Randy Zook, president and CEO of the Arkansas State Chamber of Commerce, said anything that makes the United States less dependent on China enhances the country’s economic standing.
“Standard Lithium has developed a remarkable process that has potential to be a breakthrough force for producing lithium used for lithium ion batteries,” Zook said. “It is one of those technological innovations that amaze us in the market economy where people are motivated to find better, cheaper, faster ways to do things. It has a good way to go to come to fruition, but all the signs are very positive. The project is good for El Dorado, good for Arkansas, good for the U.S. and good for the companies involved making the investments.”
The project covers about 180,000 acres in Union and Columbia counties. When commercial brine operations began in 1957, the brine was originally produced as a by-product of Smackover oil production. Mintak said commercial bromine operations today have their own high-productivity brine wells, processing more than 9 billion gallons annually. That same Smackover brine used by the bromine industry is also rich in lithium.
“Standard is utilizing new technology and innovation to unlock the resource,” he said. “Our Arkansas project can be a global showcase for sustainable development. Standard isn’t a mining company. We’re a technology company with a specialty in critical resource development. Our strategy from the beginning has been to consider alternatives to the conventional mining approach. Instead of looking in the rear-view mirror for answers, our focus was on the application of modern processing technologies that not only can produce a higher-purity final product faster but will also minimize the environmental impact.”
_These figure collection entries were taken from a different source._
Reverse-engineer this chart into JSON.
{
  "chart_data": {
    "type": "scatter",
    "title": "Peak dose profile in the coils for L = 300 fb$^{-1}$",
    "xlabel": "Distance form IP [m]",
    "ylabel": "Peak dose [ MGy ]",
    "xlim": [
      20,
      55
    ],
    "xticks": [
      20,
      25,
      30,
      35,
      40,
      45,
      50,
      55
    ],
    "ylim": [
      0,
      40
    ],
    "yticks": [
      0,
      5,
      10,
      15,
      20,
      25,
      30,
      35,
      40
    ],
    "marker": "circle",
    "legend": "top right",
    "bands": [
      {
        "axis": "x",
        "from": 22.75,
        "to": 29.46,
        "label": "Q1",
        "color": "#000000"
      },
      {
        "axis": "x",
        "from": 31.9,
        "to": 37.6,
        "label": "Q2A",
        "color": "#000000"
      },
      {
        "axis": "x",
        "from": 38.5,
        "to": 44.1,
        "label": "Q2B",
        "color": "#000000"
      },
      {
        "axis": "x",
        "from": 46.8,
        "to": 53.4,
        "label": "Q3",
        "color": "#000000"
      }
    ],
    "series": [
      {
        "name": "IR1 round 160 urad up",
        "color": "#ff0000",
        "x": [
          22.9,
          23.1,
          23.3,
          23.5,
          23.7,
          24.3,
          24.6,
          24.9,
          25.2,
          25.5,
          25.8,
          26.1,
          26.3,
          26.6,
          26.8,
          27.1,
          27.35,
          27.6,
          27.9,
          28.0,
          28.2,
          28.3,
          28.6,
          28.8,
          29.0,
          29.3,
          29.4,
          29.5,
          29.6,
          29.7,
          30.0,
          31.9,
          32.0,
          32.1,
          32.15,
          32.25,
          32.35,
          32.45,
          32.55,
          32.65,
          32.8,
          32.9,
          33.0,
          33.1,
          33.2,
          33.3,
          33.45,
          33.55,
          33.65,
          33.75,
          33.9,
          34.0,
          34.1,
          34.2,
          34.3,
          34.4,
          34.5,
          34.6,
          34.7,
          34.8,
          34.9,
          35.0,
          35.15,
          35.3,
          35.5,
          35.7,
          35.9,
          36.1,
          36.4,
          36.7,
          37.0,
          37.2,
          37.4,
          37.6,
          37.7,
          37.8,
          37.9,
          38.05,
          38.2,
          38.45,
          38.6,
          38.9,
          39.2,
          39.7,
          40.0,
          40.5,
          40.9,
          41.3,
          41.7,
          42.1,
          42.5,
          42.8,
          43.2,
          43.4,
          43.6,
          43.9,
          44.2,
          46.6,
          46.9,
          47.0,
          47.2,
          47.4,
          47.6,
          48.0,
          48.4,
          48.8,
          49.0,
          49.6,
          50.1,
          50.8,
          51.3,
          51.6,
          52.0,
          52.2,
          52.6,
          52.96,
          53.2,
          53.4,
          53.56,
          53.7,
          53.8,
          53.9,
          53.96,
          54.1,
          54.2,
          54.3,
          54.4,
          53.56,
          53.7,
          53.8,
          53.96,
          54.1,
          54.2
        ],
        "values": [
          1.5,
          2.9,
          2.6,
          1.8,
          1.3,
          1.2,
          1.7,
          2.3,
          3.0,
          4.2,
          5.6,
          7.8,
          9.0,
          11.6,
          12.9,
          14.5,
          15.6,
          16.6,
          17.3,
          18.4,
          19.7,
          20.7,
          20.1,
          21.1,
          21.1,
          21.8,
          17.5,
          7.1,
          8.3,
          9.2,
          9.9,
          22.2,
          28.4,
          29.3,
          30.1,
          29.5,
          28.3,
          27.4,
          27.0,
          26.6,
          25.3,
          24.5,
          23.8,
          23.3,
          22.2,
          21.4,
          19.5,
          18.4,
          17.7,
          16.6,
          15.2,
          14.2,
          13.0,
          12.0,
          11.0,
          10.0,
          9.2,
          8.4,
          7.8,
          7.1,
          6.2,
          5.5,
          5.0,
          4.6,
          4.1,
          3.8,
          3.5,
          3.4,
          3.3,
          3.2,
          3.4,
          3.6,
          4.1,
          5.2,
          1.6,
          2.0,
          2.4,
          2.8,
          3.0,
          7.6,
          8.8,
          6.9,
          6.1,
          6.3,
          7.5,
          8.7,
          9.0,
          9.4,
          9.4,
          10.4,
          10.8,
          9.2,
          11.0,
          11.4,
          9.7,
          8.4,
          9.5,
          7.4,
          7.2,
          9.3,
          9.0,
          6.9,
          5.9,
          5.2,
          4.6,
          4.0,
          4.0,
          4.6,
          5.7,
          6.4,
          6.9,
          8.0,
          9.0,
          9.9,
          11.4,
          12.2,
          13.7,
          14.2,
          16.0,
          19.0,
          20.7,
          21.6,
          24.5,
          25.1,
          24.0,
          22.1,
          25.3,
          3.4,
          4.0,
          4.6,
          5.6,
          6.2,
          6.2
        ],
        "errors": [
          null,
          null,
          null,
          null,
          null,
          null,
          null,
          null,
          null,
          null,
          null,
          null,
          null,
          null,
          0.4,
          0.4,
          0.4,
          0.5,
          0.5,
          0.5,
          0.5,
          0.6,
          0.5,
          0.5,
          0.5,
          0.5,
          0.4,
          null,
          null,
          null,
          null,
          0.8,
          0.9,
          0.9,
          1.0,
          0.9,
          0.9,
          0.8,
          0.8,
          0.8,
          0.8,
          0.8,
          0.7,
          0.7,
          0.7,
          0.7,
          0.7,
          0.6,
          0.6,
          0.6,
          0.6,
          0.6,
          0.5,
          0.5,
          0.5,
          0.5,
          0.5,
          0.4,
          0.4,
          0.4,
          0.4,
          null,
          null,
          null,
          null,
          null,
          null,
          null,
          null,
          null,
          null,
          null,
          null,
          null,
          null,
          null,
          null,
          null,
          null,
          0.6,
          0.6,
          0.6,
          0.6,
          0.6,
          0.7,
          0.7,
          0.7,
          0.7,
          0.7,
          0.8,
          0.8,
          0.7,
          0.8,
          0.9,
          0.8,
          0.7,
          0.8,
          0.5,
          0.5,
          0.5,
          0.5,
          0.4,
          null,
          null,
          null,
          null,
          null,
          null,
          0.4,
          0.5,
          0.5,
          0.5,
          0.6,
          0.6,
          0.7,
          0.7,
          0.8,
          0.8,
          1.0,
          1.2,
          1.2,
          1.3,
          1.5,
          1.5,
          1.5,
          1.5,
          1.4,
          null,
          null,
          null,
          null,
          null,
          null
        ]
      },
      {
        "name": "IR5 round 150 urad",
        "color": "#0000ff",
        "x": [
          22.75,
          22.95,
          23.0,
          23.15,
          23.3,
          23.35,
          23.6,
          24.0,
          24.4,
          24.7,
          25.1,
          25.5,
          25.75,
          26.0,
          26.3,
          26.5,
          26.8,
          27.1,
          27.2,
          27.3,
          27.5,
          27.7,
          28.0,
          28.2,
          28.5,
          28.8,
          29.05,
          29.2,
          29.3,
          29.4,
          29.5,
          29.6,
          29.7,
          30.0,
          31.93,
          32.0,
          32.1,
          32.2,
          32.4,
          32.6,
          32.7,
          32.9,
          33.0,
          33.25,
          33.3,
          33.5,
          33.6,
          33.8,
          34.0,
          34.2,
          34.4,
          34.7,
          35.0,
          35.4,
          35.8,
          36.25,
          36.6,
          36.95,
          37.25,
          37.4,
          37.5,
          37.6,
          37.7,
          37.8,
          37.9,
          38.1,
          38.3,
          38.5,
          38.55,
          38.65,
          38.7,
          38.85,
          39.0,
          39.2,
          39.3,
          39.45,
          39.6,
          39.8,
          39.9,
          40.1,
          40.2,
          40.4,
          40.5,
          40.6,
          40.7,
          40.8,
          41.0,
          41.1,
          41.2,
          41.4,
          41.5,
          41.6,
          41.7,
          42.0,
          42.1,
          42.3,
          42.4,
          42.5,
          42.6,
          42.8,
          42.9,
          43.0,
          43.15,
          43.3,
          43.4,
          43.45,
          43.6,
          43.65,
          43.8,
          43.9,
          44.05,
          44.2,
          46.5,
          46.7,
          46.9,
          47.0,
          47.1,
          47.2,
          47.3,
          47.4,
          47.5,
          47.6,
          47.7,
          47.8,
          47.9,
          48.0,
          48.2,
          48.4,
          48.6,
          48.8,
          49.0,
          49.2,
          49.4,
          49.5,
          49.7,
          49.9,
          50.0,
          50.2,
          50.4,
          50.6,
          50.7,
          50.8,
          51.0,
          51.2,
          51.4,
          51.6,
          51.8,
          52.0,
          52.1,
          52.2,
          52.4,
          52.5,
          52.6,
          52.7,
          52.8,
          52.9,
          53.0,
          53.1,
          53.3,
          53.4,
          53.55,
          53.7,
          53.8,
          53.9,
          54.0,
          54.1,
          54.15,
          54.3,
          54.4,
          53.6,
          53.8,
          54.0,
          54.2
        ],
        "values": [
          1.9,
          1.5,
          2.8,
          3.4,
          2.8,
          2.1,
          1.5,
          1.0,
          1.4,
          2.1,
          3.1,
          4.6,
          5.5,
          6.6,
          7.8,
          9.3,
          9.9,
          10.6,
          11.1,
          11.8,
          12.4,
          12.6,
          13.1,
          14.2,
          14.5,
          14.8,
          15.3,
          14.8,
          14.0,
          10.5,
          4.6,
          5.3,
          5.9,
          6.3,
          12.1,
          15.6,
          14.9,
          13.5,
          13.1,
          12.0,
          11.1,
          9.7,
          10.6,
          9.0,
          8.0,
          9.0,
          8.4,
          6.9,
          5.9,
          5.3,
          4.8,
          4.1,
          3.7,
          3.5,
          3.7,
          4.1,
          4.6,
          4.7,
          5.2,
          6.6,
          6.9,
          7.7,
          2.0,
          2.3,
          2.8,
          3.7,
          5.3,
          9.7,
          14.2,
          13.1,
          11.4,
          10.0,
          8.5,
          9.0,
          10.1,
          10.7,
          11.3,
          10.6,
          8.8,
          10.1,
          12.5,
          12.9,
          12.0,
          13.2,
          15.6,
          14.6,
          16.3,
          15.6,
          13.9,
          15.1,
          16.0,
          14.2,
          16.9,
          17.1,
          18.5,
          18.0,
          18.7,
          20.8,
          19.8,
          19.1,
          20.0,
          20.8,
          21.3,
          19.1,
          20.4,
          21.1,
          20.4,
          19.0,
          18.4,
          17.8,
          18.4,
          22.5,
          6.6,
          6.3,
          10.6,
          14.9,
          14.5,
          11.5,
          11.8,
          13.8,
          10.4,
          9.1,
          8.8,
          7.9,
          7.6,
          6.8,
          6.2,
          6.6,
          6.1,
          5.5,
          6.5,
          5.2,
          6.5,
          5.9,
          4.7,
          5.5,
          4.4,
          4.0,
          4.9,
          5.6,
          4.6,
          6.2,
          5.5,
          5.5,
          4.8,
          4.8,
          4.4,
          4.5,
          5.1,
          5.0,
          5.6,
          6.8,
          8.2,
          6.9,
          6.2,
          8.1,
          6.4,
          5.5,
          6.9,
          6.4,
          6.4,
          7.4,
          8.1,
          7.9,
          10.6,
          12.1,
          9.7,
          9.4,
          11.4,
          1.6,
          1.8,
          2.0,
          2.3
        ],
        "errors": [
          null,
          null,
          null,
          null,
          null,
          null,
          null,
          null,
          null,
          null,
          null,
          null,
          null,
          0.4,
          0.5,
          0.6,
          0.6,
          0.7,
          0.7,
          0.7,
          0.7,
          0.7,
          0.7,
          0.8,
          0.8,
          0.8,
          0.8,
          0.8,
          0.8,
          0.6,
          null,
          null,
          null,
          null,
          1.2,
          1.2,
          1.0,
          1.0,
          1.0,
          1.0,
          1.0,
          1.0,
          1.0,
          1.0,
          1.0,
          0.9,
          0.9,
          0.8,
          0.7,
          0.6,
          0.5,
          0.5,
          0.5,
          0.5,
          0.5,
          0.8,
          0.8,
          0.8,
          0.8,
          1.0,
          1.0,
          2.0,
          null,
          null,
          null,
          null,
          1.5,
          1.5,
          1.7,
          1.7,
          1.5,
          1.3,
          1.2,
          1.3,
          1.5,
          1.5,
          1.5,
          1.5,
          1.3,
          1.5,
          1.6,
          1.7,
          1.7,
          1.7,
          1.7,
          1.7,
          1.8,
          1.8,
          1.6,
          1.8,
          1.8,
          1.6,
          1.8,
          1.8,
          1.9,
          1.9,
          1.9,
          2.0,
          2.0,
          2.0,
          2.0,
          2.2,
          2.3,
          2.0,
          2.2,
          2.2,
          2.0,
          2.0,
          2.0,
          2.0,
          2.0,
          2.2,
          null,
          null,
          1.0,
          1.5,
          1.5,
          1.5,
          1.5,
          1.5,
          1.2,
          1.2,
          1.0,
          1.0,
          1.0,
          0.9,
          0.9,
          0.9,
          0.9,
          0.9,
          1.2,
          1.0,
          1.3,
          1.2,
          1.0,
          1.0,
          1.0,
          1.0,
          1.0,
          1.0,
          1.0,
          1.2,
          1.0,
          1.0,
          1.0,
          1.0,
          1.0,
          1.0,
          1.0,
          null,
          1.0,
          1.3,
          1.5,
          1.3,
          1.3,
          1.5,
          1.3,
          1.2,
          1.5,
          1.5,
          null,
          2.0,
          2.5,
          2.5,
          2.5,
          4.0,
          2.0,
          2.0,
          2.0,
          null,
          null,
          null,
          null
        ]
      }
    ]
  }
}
Standard Lithium’s facility in El Dorado is an industrial-scale demonstration plant — much larger than a typical pilot plant. Mintak said the purpose of operating a large demonstration-scale plant is to validate the technology, identify issues and optimize the process before designing the commercial production facility.
“Our hope is to have a final investment decision to begin commercial development before the end of the year,” Mintak said. “Currently, we have a local team of more than 20 who are operating the plant around the clock. If we are successful and move into commercial development, the project would be built in stages over several years and would generate over 100 direct and several hundred indirect jobs, plus construction and engineering work.”
The bromine industry has had a positive impact on south Arkansas, creating jobs and economic benefits for the past 60 years. Mintak believes lithium has the chance to do something similar for the next generation.